>>>Only those with no imagination---
Were you even alive then - 1976?
Yes, actually I was alive then, and for quite a few years before that.
I was. Remember that was a time when being able to buy a video & watch it at home was an alien concept (pre-VCR).
Not true. I was shooting video on 1" cartridges in my HS film classes in 1976, and believe it or not, there was a movie sale and rental industry then. It was small, by mail order, and expensive, but it did exist.
If you had said to someone, "Someday you'll be able to sit on a bus and watch a video from 10,000 miles away," they'd probably lock you in a loony bin. Or just say, "You're a nutty nerd - let's give you a wedgie."
I think those reactions had more to do with the goofy grin, flood pants, and the bad haircut you had than anything else. :-P
Computers in 1976 were the size of small rooms,
I think you're a little confused about the whats and whens.
I lusted over SWTP 6809s and various Z/80 systems written up in Popular Electronics throughout the 70s -- too expensive for my paper route level of income. Apple 1s were around by '76, and the first Apple ][s shipped in 1977. Circa 1976 HP donated an old mini to the HS I went to -- it was the size of a four drawer filing cabinet. Apart from that, most of those were smaller than a Selectric typewriter.

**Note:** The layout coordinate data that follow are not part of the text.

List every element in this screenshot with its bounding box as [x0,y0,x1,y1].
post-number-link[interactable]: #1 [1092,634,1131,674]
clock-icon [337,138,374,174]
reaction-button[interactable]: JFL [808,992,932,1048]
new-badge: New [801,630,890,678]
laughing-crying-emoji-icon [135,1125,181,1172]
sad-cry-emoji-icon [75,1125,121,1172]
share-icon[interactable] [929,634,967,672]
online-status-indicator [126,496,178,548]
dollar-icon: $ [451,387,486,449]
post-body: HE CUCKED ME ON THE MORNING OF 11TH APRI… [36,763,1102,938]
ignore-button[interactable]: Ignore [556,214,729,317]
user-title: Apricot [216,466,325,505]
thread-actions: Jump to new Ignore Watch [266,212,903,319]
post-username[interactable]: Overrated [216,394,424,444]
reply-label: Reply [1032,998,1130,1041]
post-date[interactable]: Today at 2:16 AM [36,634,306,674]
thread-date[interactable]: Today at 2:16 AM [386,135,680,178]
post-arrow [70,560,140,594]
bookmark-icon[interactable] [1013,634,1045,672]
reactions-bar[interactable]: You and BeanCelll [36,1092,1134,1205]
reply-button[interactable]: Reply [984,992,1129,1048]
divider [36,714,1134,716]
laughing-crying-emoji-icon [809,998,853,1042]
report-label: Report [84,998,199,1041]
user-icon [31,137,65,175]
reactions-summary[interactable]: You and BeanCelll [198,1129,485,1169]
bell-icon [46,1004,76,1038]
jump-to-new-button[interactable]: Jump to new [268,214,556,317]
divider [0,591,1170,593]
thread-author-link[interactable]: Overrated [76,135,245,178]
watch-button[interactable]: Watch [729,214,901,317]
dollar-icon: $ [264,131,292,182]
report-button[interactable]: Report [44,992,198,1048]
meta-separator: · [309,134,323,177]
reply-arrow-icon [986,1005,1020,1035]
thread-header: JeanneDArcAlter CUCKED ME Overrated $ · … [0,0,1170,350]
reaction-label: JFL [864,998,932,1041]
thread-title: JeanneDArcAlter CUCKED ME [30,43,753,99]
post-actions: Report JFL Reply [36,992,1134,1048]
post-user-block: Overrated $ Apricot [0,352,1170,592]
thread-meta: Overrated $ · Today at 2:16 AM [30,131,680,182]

Yeah, the Burroughs mainframe at my dad's office years earlier filled up the whole room, but actually, if you knew what you were looking at, you knew most of it was tape drives, line printers, and other stuff.
and they were just beginning to be shrunk to PC size, but they were hard-to-use (no keyboards or screens; they used esoteric switches).
Esoteric? Like the switch on the wall that you turn the light on with? Actually you could get a SWTP terminal with a full QUERTY keyboard and a 40×25 CRT to go with your 6809. Apples -- 1 and ][ -- had real keyboards.
Nobody at the time thought common people (read: uneducated boobs) would have computers with self-assigned addresses. Nobody thought there'd be more than one computer per home, much less 2-3 per person. Most envisioned computers as being like Star Trek - a single unit running the whole house. The number of homes was only 900 million, so having ~4000 million addresses was plenty.
The 1970 Census put the US population at 200M. By 1980 it was 226M. I don't know what the typical household was, say family of four. I think that'd make for a lot fewer homes, but really, what does that have to do with anything?
Again, there were people -- with imagination -- who were anticipating the computer revolution. Not unsurprisingly, they were right.